Western nations, including the United States, contend Iran is using the project to develop nuclear weapons, but Iran says the program will only be for civilian use.

The new measures follow a resolution adopted December 23 that prohibited trade with Iran in nuclear materials and ballistic missiles. It also froze assets of individuals and institutions involved in Tehran's nuclear programs.
Friday, just before the day of the vote, Iran's Revolutionary Guard Navy intercepted 2 British swiftboats with their 15 Brit sailors and marines who had boarded an auto smuggling ship in a disputed location, either in Iraqi wars or Iranian. Today, following the unanimous UN SC vote, Iran is claiming that the Brit military personnel have confessed to trespassing.

Regarding the Revolutionary Guard element, the reports, to my mind, suggest that perhaps a rogue faction or the dominant party in the RG has used the Brit anti-smuggling operation as an excuse to make its own statement regarding the UN's then-only-proposed-now-enacte4 sanctions against top commanders of the RG, among others similarly sanctioned. refWrite earlier this month (May16,2k7) carried the stunning report by Mohsen Sazegara, a co-founder of the Guard, as to its expansion and thirst for power within and outside Iran. (After a time in prison in Iran, this scholar escaped the country and now is a researcher at Harvard.)
The sanctions, agreed on last week by the six Security Council countries with veto powers, would ban Iranian arms exports and freeze the assets of 28 additional individuals and organizations involved in Iran's nuclear and missile programs. About a third of those are linked to the Revolutionary Guard, an elite military corps.

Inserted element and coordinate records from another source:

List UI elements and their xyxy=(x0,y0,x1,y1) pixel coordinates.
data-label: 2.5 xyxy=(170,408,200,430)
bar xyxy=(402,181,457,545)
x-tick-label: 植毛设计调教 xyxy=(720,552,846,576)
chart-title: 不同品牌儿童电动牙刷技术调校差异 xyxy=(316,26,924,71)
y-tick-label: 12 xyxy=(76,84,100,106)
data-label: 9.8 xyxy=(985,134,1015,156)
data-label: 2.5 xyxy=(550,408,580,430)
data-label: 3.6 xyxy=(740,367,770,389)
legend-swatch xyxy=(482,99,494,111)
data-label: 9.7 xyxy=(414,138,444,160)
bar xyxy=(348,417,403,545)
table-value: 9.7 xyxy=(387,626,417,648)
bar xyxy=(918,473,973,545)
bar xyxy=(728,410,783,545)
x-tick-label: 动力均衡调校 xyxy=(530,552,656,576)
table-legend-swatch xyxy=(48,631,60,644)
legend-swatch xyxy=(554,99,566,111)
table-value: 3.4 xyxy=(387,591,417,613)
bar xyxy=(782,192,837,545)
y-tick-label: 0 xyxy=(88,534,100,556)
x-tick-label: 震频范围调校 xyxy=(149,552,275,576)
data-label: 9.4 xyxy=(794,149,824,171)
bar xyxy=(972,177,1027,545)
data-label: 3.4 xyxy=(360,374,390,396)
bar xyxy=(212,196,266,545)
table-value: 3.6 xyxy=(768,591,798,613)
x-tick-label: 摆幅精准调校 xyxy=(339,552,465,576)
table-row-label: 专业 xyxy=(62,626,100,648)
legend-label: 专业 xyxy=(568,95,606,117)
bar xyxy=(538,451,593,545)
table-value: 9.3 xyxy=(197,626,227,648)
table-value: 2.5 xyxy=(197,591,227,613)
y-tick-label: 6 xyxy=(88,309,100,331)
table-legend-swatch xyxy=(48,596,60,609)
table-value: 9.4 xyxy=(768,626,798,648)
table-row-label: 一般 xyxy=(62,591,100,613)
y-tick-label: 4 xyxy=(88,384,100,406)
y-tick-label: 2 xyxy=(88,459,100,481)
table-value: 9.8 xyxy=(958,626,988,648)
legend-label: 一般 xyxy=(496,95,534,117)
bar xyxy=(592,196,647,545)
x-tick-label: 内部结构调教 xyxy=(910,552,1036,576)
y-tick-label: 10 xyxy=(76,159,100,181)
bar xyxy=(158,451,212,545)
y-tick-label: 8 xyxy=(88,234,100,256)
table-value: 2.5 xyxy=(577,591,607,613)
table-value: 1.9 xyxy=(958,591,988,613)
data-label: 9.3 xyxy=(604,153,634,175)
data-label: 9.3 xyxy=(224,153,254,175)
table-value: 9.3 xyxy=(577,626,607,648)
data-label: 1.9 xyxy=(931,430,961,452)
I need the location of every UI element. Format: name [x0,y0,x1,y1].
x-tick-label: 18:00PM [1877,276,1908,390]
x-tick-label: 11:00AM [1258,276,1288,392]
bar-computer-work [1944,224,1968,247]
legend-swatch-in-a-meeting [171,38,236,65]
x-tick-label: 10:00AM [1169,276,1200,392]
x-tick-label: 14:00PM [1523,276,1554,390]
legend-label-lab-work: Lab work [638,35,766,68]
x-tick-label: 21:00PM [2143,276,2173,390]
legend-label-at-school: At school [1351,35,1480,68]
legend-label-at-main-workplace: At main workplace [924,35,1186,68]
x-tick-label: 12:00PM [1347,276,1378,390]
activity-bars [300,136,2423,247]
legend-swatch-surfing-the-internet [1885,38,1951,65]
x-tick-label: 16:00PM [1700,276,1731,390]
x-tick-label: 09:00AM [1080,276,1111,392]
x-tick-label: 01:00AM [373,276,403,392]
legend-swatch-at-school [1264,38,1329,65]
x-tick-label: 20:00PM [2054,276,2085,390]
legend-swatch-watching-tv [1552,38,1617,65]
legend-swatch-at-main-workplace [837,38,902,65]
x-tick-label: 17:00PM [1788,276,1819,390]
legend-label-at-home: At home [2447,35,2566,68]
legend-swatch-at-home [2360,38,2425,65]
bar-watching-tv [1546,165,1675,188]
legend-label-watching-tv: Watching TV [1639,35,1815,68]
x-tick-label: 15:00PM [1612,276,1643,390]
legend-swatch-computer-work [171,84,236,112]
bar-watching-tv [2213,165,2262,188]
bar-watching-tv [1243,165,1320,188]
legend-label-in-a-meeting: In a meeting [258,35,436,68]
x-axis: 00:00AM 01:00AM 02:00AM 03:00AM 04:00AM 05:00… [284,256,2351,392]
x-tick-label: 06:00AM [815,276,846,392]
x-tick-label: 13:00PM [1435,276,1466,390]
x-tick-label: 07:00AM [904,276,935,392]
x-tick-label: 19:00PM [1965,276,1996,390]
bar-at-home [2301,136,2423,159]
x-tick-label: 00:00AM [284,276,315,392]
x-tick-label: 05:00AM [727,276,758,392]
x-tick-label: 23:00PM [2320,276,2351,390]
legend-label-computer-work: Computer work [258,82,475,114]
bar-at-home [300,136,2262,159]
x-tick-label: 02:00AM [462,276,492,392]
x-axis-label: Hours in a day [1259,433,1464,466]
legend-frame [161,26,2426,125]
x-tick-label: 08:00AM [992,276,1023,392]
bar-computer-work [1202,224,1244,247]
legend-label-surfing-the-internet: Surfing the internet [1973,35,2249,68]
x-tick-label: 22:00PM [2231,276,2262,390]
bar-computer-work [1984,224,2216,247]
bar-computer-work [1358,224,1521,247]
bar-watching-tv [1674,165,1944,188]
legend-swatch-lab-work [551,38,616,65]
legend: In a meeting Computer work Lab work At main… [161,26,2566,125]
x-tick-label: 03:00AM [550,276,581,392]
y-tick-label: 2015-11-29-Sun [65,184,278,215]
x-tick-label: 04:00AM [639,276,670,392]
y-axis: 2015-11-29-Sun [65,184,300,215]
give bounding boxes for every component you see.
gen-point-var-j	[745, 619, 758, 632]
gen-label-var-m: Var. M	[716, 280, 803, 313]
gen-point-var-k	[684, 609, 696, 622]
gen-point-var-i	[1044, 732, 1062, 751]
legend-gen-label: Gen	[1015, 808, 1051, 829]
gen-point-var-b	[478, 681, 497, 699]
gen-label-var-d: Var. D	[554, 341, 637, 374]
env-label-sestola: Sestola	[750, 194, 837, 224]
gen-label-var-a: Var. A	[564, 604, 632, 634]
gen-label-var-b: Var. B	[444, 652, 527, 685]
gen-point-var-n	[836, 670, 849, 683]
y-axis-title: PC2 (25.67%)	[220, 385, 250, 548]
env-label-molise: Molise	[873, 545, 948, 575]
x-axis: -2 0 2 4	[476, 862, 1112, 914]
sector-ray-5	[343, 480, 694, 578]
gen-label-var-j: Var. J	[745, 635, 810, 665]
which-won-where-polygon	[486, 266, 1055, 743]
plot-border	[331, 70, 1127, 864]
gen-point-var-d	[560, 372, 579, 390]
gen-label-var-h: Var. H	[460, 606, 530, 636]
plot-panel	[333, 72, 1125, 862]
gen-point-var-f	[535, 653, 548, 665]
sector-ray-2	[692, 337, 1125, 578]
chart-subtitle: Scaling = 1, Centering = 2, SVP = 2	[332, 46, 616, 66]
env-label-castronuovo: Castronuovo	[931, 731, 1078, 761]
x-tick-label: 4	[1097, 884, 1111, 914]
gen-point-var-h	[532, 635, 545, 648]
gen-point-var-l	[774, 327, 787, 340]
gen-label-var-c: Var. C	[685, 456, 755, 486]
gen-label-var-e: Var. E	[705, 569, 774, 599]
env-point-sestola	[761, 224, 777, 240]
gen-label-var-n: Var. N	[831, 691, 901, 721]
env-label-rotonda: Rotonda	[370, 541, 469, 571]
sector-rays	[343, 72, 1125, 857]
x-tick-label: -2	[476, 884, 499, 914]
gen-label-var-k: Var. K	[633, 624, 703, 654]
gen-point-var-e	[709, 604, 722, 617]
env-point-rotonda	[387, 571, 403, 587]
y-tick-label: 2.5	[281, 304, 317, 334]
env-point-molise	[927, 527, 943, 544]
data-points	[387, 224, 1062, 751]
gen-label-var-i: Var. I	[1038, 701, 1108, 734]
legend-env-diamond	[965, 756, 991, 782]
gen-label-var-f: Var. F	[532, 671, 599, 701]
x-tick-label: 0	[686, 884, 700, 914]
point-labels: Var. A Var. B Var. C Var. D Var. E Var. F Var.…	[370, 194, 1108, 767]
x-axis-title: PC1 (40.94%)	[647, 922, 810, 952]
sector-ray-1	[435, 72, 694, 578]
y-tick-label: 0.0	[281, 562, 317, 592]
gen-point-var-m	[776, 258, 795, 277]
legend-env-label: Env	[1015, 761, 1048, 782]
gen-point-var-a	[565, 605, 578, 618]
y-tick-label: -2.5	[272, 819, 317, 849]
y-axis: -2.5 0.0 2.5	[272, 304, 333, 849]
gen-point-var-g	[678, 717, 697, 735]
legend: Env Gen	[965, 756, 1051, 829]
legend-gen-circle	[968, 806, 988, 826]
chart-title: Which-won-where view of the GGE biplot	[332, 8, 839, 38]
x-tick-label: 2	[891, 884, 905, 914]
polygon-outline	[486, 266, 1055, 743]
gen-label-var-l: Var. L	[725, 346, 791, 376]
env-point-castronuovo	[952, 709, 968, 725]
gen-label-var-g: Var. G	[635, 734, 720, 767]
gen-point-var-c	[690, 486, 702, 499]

The resolution also calls for a voluntary travel embargo on Iranian officials and Revolutionary Guard commanders.
That both Russia and China joined in making the new sanctions unanimous, however, makes them less than fully credible. Especially in the case of China. Perhaps that is the clue to disciphering the obscure terminology of "a voluntary travel embargo." For now, I take that to mean each nati8on must decide for itself whether or not to impose the travel embargo, those who do bother to impose it now at least are not violating the "spirit of the sanctions." And Western diplomacy can work on bringing more and more countries to titen the travel embargo, which is expected to cramp the style of many of the Iranian leaders on the list.

As a matter of abstract principle, I don't think Iran should be denied the use of peaceful nuclear power, any more than any other nation. However, the Security Council with this second round of sanctions has made it clear that Iran is not trusted to restrict itself to peaceful uses. Further, the shadow of a nuclear-armed Iran would have a crippling effect on the independence of the Gulf States, who would continue only on the sufferance of the Persian Menace. For the Gulf States, there is for the most part also a sectarian differential between their Sunni heritage and the now-aggressive Shia heritage of Iran. The Gulf States don't want to be bullied by a nuclear-armed neibour dominated by Persian (Farsi) -speaking Shia.